You have two options to work around. The first (and preferred) method is to use the add_filter()
or add_action()
functions.
add_action( 'save_post', 'my_callback_function', 10, 2 );
If, for some reason, you absolutely cannot, you can still work around this.
if ( ! isset( $wp_filter[ 'save_post' ] ) ) {
$wp_filter[ 'save_post' ] = new WP_Hook();
}
$wp_filter[ 'save_post' ]->callbacks[ 10 ][ 'my_special_key' ] = array( 'function' => 'my_callback_function', 'accepted_args' => 2 );
unset( $wp_filter[ 'save_post' ][ 10 ][ $my_callback_id ] );
This will fail for the same reason as case one. To work around, you can use the standard remove_filter()
/ remove_action()
functions.
remove_action( 'save_post', 'my_callback_function', 10, 2 );
Or, if you absolutely must access the array directly:
if ( isset( $wp_filter[ 'save_post' ] ) ) {
unset( $wp_filter[ 'save_post' ]->callbacks[ 10 ][ $my_callback_id ] );
}
if ( isset( $wp_filter[ 'save_post' ] ) && is_array( $wp_filter[ 'save_post' ] ) ) {
// do something
}
This will always return false. $wp_filter[ 'save_post' ]
is a WP_Hook
object. To check if a hook has callbacks, use has_action()
or has_filter()
.
if ( has_action( 'save_post' ) ) {
// do something
}
If you're calling next() or prev() on the $wp_filter
array pointer to manually manage the order that callbacks are called in (or if you’re doing it to work around #17817), you will likely be unsuccessful. Use callback priorities, add_action()
/ add_filter()
, and remove_action()
/ remove_filter()
appropriately and let WordPress manage execution order.

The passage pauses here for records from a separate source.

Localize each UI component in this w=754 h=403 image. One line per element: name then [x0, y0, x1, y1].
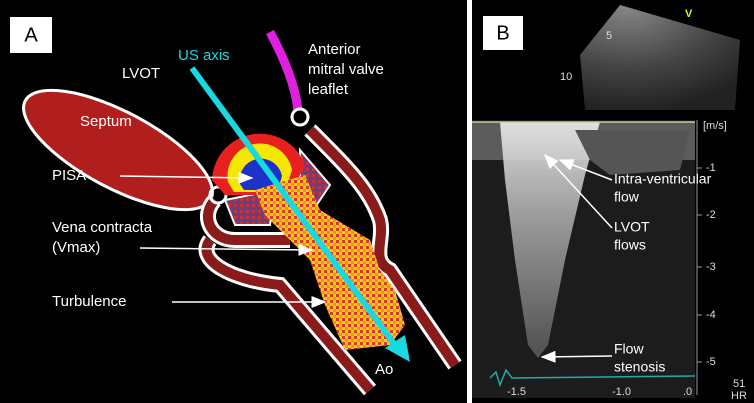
pisa-label: PISA: [52, 167, 86, 184]
doppler-intra-flow: [575, 130, 690, 175]
time-tick: -1.5: [507, 386, 526, 398]
velocity-tick: -2: [706, 209, 716, 221]
ecg-trace: [489, 368, 696, 388]
intra-ventricular-label: flow: [614, 189, 640, 205]
panel-b-arrows: [540, 153, 613, 363]
lvot-flows-label: flows: [614, 237, 646, 253]
intra-ventricular-label: Intra-ventricular: [614, 171, 712, 187]
lvot-flows-label: LVOT: [614, 219, 650, 235]
panel-b-label-box: [483, 16, 523, 50]
doppler-spectrum: [500, 122, 600, 358]
turbulence-label: Turbulence: [52, 293, 127, 310]
velocity-unit: [m/s]: [703, 120, 727, 132]
panel-a-diagram: [22, 29, 462, 396]
flow-stenosis-label: stenosis: [614, 359, 665, 375]
time-tick: -1.0: [612, 386, 631, 398]
velocity-tick: -1: [706, 162, 716, 174]
velocity-tick: -4: [706, 309, 716, 321]
leaflet-label: mitral valve: [308, 61, 384, 78]
vena-contracta-label: (Vmax): [52, 239, 100, 256]
leaflet-label: Anterior: [308, 41, 361, 58]
panel-label: B: [496, 22, 509, 44]
flow-stenosis-label: Flow: [614, 341, 644, 357]
us-axis-label: US axis: [178, 47, 230, 64]
sector-marker: V: [685, 8, 693, 20]
velocity-tick: -3: [706, 261, 716, 273]
sector-depth: 10: [560, 71, 572, 83]
velocity-tick: -5: [706, 356, 716, 368]
septum-label: Septum: [80, 113, 132, 130]
heart-rate: 51: [733, 378, 745, 390]
vena-contracta-label: Vena contracta: [52, 219, 153, 236]
echo-sector: [580, 5, 740, 110]
panel-a-label-box: [10, 17, 52, 53]
lvot-label: LVOT: [122, 65, 160, 82]
aorta-label: Ao: [375, 361, 393, 378]
leaflet-label: leaflet: [308, 81, 349, 98]
heart-rate: HR: [731, 390, 747, 402]
panel-label: A: [24, 24, 38, 46]
time-tick: .0: [683, 386, 692, 398]
sector-depth: 5: [606, 30, 612, 42]
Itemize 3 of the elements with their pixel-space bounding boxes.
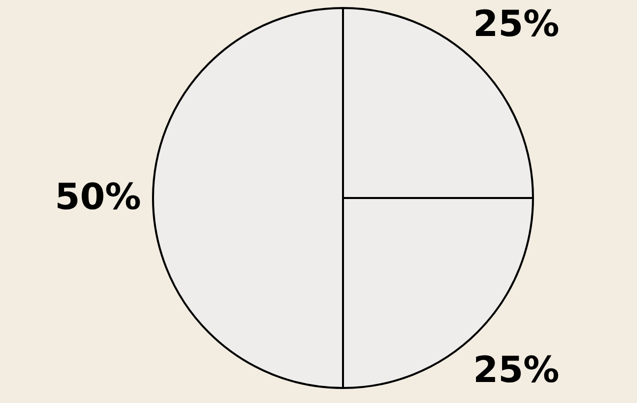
- data-label: 50%: [54, 177, 142, 218]
- data-label: 25%: [473, 350, 560, 392]
- data-label: 25%: [473, 4, 560, 45]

Almost all other cases where you might manipulate the $wp_filter
global directly should continue to function as expected. The WP_Hook
object implements the ArrayAccess
and IteratorAggregate
interfaces so that, while it’s not recommended, you may continue to iterate over callbacks in $wp_filter
or directly retrieve priorities from the callback array.